Une liberté créatrice

3

Il arrive à bien des gens de se retrouver face à une vie sans programmation précise du temps. Que ce soit par le chômage, la maladie, l’âge, ou quelque autre événement, parfois nous nous trouvons libres de gérer notre vie et notre temps. Mais gérer cette liberté et cette marginalité est un chemin long et parsemé d’embûches. Peut-être que le fou a quelque part la réponse pour cet apprentissage.

Conditionnés depuis notre plus tendre enfance à suivre un emploi du temps et à respecter un mode de vie et d’organisation de celle-ci remis à d’autres, se trouver face au vide de devoir gérer soi-même cet espace de temps en apparence infini requiert une solidité dont nous ne pouvons pas tous faire preuve. Cette liberté nouvelle à gérer est aussi vraie pour le fou qui erre de services médicaux en services sociaux jusqu’à l’épuisement des structures existantes. Pourtant, n’y a-t-il pas dans cette négativité souffrante que peut être parfois la folie une marge de manœuvre pour la réinvention de soi et de nos vies dans le monde ?
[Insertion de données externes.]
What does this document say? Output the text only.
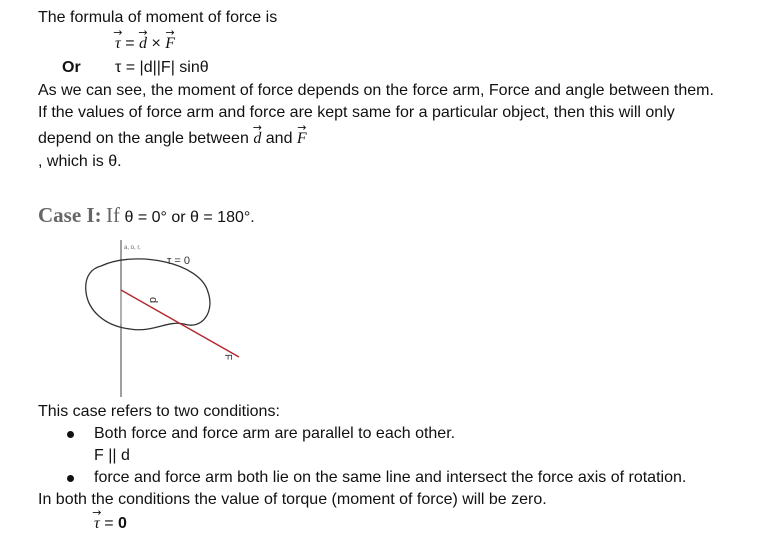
The formula of moment of force is
→ τ = → d × → F
Or τ = |d||F| sinθ
As we can see, the moment of force depends on the force arm, Force and angle between them.
If the values of force arm and force are kept same for a particular object, then this will only
depend on the angle between → d and → F
, which is θ.
Case I: If θ = 0° or θ = 180°.
a, o, r,
τ = 0
d
F
This case refers to two conditions:
Both force and force arm are parallel to each other.
F || d
force and force arm both lie on the same line and intersect the force axis of rotation.
In both the conditions the value of torque (moment of force) will be zero.
→ τ = 0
C’est vouloir sa position marginale plutôt que la subir aussi parfois. C’est se poser en créateur d’une éthique

Parce que sortir de la folie c’est aussi parfois sortir de cette idée qu’une vie « normale » est possible. C’est sortir de ce paradigme du travail et de la famille pour mieux se réinventer. C’est composer avec la persistance de certaines perturbations qui nous gêne pour réinventer un mode d’existence où l’on peut fonctionner. C’est vouloir sa position marginale plutôt que la subir aussi parfois. C’est se poser en créateur d’une éthique, d’une esthétique de l’existence, d’un mode d’être qui dessine une ligne de vie qui malgré ses fractures devient cohérente et audible. C’est réécrire son histoire en relisant le passé, comprendre sa position dans les relations aux autres de notre vie mais peut-être aussi dans ce monde et la société qui nous entoure pour réinventer une façon de vivre plus humaine pour tous.

Si le fou et les fous sont symptômes d’une société qui dysfonctionne aussi, peut-être qu’ils peuvent révéler ces rouages qui nous blessent tous. Peut-être qu’ils peuvent se créer pour eux-mêmes des modes de vie moins percutant moins traumatiques. Peut-être même qu’ils peuvent montrer par l’évitement de la souffrance profonde à tous ceux qui souffrent plus superficiellement, comment parer à ces violences et ces chahuts qui parfois le détruisent et qui entravent le plus grand nombre.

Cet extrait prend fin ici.